Ich fuhr dann vorsichtig zurueck, denn das hintere Bremskabel war inzwischen gerissen. Ich kaufte jedoch gleich ein neues und reparierte es, nachdem ich zurueckkam.

Das einzige, was ich vom offiziellen  Programm sehen sollte war eine Inszenierung, in der es laut Ankuendigung um Nomaden gehen sollte. Sie liessen die Leute erstmal ewig warten. Dann kamen ein paar Schauspieler, die sich als Indigné, Sans papiers und aehnliches ausgaben. Dann hiess es wieder lange warten bis sie mit Helmen aus dem Camp kamen. Es war die Anspielung auf ein Konzentrationslager, in dem sie gelandet waren. Mir wurde schlecht. Genau das war es : erst Indigné, dann Konzentrationslager.
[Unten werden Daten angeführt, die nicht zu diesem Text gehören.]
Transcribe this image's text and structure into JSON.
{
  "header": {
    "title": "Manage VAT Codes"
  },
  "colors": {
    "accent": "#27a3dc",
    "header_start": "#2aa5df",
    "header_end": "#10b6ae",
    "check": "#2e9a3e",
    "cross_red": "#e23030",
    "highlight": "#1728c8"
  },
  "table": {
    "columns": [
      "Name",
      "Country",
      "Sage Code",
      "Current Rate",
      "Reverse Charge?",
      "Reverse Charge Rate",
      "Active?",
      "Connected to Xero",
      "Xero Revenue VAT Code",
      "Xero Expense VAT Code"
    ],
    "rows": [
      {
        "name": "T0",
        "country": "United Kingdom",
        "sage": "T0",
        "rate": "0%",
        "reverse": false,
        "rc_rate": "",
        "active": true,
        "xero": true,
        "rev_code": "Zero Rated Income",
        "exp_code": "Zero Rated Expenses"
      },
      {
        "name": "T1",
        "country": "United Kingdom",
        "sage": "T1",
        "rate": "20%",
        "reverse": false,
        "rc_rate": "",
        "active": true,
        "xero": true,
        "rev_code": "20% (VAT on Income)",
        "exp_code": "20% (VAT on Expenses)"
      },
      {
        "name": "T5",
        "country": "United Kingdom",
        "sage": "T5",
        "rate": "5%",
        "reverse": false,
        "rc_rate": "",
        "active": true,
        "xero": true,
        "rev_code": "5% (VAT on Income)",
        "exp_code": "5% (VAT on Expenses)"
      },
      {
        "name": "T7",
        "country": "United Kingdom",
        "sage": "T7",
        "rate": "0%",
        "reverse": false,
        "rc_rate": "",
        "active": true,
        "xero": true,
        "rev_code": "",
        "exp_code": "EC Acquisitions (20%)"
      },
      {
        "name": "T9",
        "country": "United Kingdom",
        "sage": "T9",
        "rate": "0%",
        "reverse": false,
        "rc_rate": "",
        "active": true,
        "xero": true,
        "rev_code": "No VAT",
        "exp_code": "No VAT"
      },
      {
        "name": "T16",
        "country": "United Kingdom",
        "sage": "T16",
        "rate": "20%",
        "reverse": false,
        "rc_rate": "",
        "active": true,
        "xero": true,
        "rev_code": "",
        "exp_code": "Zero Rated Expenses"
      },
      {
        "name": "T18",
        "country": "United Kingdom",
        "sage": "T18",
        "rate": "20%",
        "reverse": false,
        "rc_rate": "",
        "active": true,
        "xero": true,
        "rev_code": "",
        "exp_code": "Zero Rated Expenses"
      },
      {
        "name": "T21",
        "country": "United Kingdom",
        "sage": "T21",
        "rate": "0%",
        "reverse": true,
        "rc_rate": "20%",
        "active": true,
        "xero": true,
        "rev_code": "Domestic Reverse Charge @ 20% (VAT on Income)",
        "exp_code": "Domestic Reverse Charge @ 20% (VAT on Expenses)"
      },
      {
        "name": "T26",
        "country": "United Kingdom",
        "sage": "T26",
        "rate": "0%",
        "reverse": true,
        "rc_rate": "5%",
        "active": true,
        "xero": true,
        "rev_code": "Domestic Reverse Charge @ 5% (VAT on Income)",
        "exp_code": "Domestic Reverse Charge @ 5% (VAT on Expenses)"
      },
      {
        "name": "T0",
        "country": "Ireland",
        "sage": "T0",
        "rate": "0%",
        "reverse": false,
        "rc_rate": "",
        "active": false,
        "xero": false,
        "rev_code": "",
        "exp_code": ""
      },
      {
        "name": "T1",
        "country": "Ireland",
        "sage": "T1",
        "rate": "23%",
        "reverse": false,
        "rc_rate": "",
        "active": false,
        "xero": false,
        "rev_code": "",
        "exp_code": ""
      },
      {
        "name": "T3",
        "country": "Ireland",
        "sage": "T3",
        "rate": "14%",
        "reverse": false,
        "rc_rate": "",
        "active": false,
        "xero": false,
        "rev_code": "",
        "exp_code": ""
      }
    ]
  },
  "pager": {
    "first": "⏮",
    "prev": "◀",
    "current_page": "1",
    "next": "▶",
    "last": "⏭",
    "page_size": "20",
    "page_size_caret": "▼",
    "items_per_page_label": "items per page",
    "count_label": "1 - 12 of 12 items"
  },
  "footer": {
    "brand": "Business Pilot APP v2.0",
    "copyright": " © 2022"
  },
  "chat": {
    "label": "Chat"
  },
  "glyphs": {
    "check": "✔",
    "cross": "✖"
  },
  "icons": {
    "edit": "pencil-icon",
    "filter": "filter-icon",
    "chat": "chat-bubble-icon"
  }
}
Ich hatte erstmal genug vom Festival und ging dumpstern. Ich fand einiges an Obst und Gemuese. Erst spaeter schaute ich mir nochmal den « Magier » an, wie ihn jemand nannte, der auf phaszinierenden Weise verschiedene Kristallkugeln und sogar ein Zwei-Euro-Stueck in der Luft kreisen liess und meinen Nachbarn, den phantastischen Feuerkuenstler.

Am Abend und zum Mittagessen sassen wir Nachbarn zusammen.

Der Feuerschlucker erzaehlte : « Wir lebten das letzte Jahr hier in der Stadt, nachdem wir drei Jahre mit dem Bus in ganz Frankreich unterwegs waren. Es tat uns gut, uns fuer eine Weile hier zu installieren. Erst waren wir im Squat. Es ist eine Squatstadt. Es gibt vielleicht dreihundert Stueck. Einige nur mit ein bis zwei Personen, aber andere mit vielen Leuten. Du koenntest dir mal welche anschauen. Einer ist ganz bekannt. Wir fahren dort vorbei, wenn du mitkommen willst… Aber wir wollen jetzt auch wieder raus auf’s Land. Die Stadt ist Babylon.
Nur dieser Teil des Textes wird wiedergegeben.